Выбрать главу

«Каких только нет кроссвордов, прекрасных, занимательных, — думал Заза, — и все же они все одинаковые, закупоренные, замкнутые, как яйцо! Если попадешь туда, никак не пробьешься и не выкарабкаешься. А вот цыпленок пробивается… А ты… Им движет инстинкт… А ты… Так и умрешь в яйце… Один… Домино… Рамзес… Архимед…»

— А может быть, и ты? — спросил он у своего отражения.

Оно высоко вздернуло брови, вытаращив глаза, словно чего-то испугавшись.

Заза нагнулся и подставил затылок под струю воды. Подняв голову, он снова проговорил вслух:

— Да, ты! А ты что, собственно говоря? Думаешь, что представляешь из себя что-то особенное?
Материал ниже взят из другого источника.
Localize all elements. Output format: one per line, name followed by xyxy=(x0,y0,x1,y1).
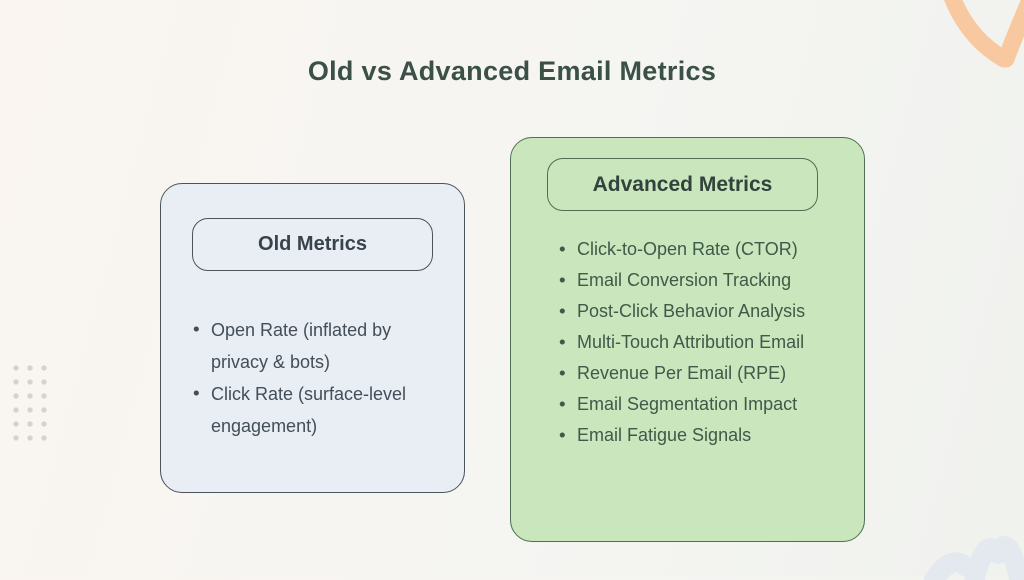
list-item: Click-to-Open Rate (CTOR) xyxy=(559,234,837,265)
old-metrics-list: Open Rate (inflated by privacy & bots) C… xyxy=(191,314,441,442)
list-item: Revenue Per Email (RPE) xyxy=(559,358,837,389)
advanced-metrics-header: Advanced Metrics xyxy=(547,158,818,211)
list-item: Click Rate (surface-level engagement) xyxy=(193,378,431,442)
advanced-metrics-header-label: Advanced Metrics xyxy=(592,172,773,196)
advanced-metrics-card: Advanced Metrics Click-to-Open Rate (CTO… xyxy=(510,137,865,542)
old-metrics-header: Old Metrics xyxy=(192,218,433,271)
list-item: Email Conversion Tracking xyxy=(559,265,837,296)
list-item: Post-Click Behavior Analysis xyxy=(559,296,837,327)
zigzag-icon xyxy=(924,536,1024,580)
page-title: Old vs Advanced Email Metrics xyxy=(307,56,717,86)
old-metrics-card: Old Metrics Open Rate (inflated by priva… xyxy=(160,183,465,493)
list-item: Open Rate (inflated by privacy & bots) xyxy=(193,314,431,378)
list-item: Multi-Touch Attribution Email xyxy=(559,327,837,358)
dot-grid-icon xyxy=(6,358,51,446)
list-item: Email Segmentation Impact xyxy=(559,389,837,420)
advanced-metrics-list: Click-to-Open Rate (CTOR) Email Conversi… xyxy=(557,234,842,451)
list-item: Email Fatigue Signals xyxy=(559,420,837,451)
old-metrics-header-label: Old Metrics xyxy=(258,233,367,255)
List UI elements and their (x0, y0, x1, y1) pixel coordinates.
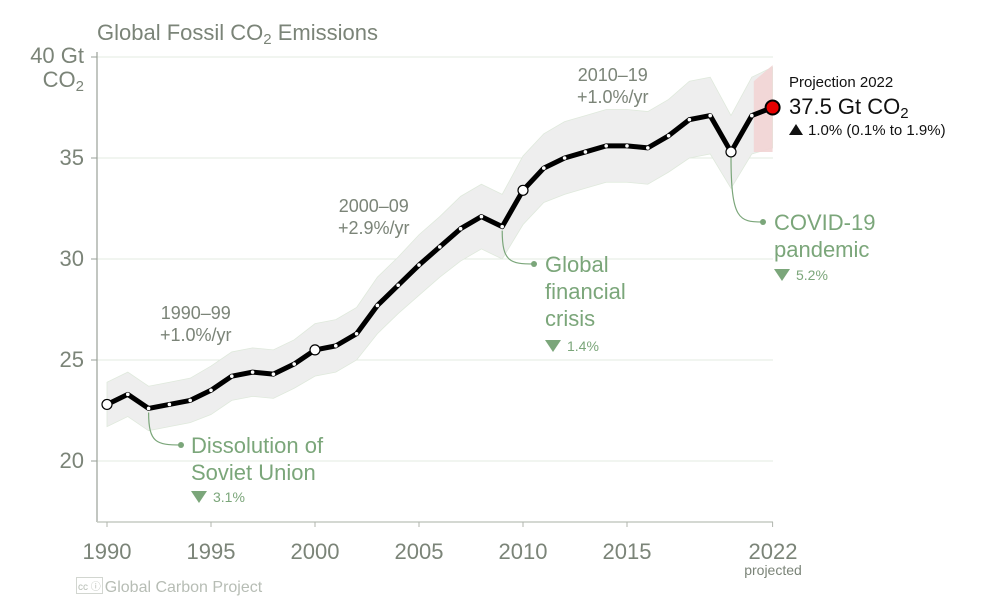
data-point-2022-projected (764, 99, 781, 116)
data-point-1996 (230, 374, 234, 378)
credit-text: Global Carbon Project (104, 579, 263, 596)
event-connector-dot-2020 (760, 219, 766, 225)
cc-by-icon: cc ⓘ (76, 577, 103, 594)
y-tick-label-30: 30 (59, 246, 84, 271)
data-point-2007 (458, 226, 463, 231)
up-triangle-icon (789, 124, 803, 135)
data-point-2017 (666, 133, 671, 138)
data-point-2008 (479, 214, 484, 219)
data-point-2010 (517, 184, 529, 196)
data-points (101, 99, 781, 411)
event-drop-financial-crisis: 1.4% (545, 338, 599, 354)
x-tick-label-2005: 2005 (394, 539, 444, 564)
data-point-2001 (334, 344, 338, 348)
down-triangle-icon (191, 491, 207, 503)
data-point-1994 (188, 398, 192, 403)
event-connectors (148, 155, 766, 448)
event-label-covid: COVID-19 pandemic (774, 210, 876, 262)
event-connector-2009 (501, 230, 535, 265)
data-point-2000 (309, 344, 321, 356)
projection-change: 1.0% (0.1% to 1.9%) (789, 122, 946, 139)
down-triangle-icon (545, 340, 561, 352)
data-point-2002 (354, 331, 359, 336)
data-point-1995 (209, 388, 213, 393)
data-point-2018 (687, 117, 692, 122)
y-tick-label-40: 40 Gt (30, 43, 84, 68)
data-point-2006 (438, 245, 442, 249)
data-point-2016 (646, 146, 650, 150)
axes (96, 52, 774, 527)
projection-value: 37.5 Gt CO2 (789, 94, 909, 122)
data-point-2020 (725, 146, 737, 158)
event-label-soviet-union: Dissolution of Soviet Union (191, 433, 324, 485)
data-point-1999 (292, 362, 297, 366)
y-tick-label-35: 35 (59, 145, 84, 170)
data-point-2009 (500, 224, 505, 229)
y-tick-label-20: 20 (59, 448, 84, 473)
event-label-financial-crisis: Global financial crisis (545, 252, 626, 331)
data-point-1992 (146, 406, 151, 411)
data-point-2004 (396, 283, 401, 288)
data-point-1991 (126, 392, 130, 397)
data-point-2014 (604, 144, 608, 148)
data-point-2012 (562, 156, 567, 160)
chart-title: Global Fossil CO2 Emissions (97, 20, 378, 48)
projection-heading: Projection 2022 (789, 74, 894, 91)
event-drop-covid: 5.2% (774, 267, 828, 283)
data-point-2015 (625, 144, 629, 148)
credit-footer: cc ⓘ Global Carbon Project (76, 577, 262, 597)
x-tick-sublabel-projected: projected (744, 562, 802, 578)
data-point-2011 (542, 166, 546, 170)
y-tick-label-25: 25 (59, 347, 84, 372)
event-connector-1992 (148, 412, 182, 446)
event-connector-dot-2009 (531, 261, 537, 267)
x-tick-label-2000: 2000 (290, 539, 340, 564)
event-connector-dot-1992 (178, 442, 184, 448)
x-tick-label-1990: 1990 (82, 539, 132, 564)
x-tick-label-2010: 2010 (498, 539, 548, 564)
period-annotation-2010s: 2010–19 +1.0%/yr (577, 65, 649, 107)
data-point-2019 (708, 113, 712, 118)
y-axis-unit-label: 40 Gt CO2 (14, 44, 84, 99)
data-point-2003 (375, 303, 380, 308)
data-point-1997 (250, 370, 255, 374)
data-point-2021 (750, 113, 754, 118)
event-drop-soviet-union: 3.1% (191, 489, 245, 505)
data-point-1993 (167, 402, 172, 407)
down-triangle-icon (774, 269, 790, 281)
period-annotation-1990s: 1990–99 +1.0%/yr (160, 303, 232, 345)
event-connector-2020 (730, 155, 764, 223)
x-tick-label-1995: 1995 (186, 539, 236, 564)
data-point-1998 (271, 372, 276, 376)
data-point-1990 (101, 398, 113, 411)
x-tick-label-2015: 2015 (602, 539, 652, 564)
data-point-2005 (417, 263, 421, 267)
x-tick-label-2022: 2022 (748, 539, 798, 564)
period-annotation-2000s: 2000–09 +2.9%/yr (338, 196, 410, 238)
data-point-2013 (583, 150, 588, 154)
Он вытер лицо полотенцем и стал причесываться. В коридор выходить не хотелось, и он не спешил. Открыв дверь, Заза увидел, что жена уважаемого Валериана тормошит своего спящего родственника. Заза кивнул ей, хотя она на него даже не взглянула. Заза не знал, как следует поступать в подобных случаях. Остановиться и что-нибудь сказать женщине или поскорее запереться в своей комнате. А может быть, следует спросить, не нужна ли ей помощь, может ли он быть ей чем-нибудь полезен. Но он не смог вымолвить ни слова. Как дурак стоял на месте с полотенцем в руках. Это еще усиливало чувство неловкости.

Все то, чего он до сих пор ничуть не стеснялся и считал чем-то обычным в отношениях между соседями, теперь показалось ему грубым и неприличным, словно красная майка, вылезшая из-под костюма оперного певца. Эта скорбная и несколько торжественная обстановка, которую принесла с собой смерть, требовала чего-то особенного: надо было иначе ходить, разговаривать. Сейчас уже Заза не смог бы перейти коридор, шаркая шлепанцами, теперь ему придется ходить, скорбно опустив голову. Уже не было безразлично, что и как сказать, надо было произнести какое-то исключительное слово, соответствующее этой новой обстановке. И если даже это слово не раз сказано прежде другими, если оно имело уже свою выразительную мимику и интонацию, то теперь все равно оно будет звучать как сказанное впервые. Нужных слов было всего лишь несколько, и точное знание этих слов было так же необходимо, как знание формул в математике, потому что и у смерти есть своя математика. А Заза этих слов не знал.

Некоторое время он стоял, не двигаясь и чувствуя, что мешает женщине. Она все пыталась разбудить спящего, а в присутствии Зазы стеснялась тормошить его сильно. Видно, и она чувствовала себя неловко. Больше всего Зазе мешало полотенце, которое он никак не мог спрятать за спину. Хотя эта женщина каждое утро видела его с полотенцем. Наконец Заза, опустив голову, двинулся по коридору, он украдкой заглянул в комнату, где покоился уважаемый Валериан, и увидел зеркало, завешенное простыней.

Выйдя на улицу, Заза пошел по спуску. Тротуар был скользкий, раскатанный мальчишками. Вначале он, подражая другим прохожим, попытался идти по самому краю, где был навален снег, убранный с тротуара, ноги погружались в глубокий снег и не скользили. Но потом ему стало почему-то стыдно, может быть, потому, что он шел по пятам за какой-то старушкой. Он перешел на тротуар и, когда поскользнулся, разогнался и, как мальчишка, скользя, доехал до самого низа.

Репетиция начиналась в одиннадцать. До одиннадцати оставалось еще два часа. Заза решил позавтракать, а затем пройтись пешком по проспекту Руставели. На это как раз ушло бы оставшееся время. Он поравнялся с Кировским парком, перешел улицу и поднялся в кафе «Газапхули».

Выходя из кафе, он посмотрел на часы — до начала репетиции оставалось еще сорок минут. Присутствие на репетиции не доставляло ему особенного удовольствия, так как там ему нечего было делать. Он был помощником режиссера Сандро Канчавели, приглашенного из другого театра. Обязанности его заключались в том, чтобы сидеть молча. Ему сказали: садитесь и смотрите, у Канчавели есть чему поучиться! И он сидел и смотрел. Сандро ставил «Гамлета». В этом спектакле были заняты лучшие силы театра. Собирались усилить оркестр и пригласить из оперы хористов, но для чего — никто понять не мог. Спектакль оформляли три художника с помощниками. Декорации были поистине грандиозны. Эльсинорский дворец перед ними, наверно, показался бы жалкой хижиной. Художники взяли курс на позолоту. По замыслу режиссера, дворец должен был блистать и сверкать.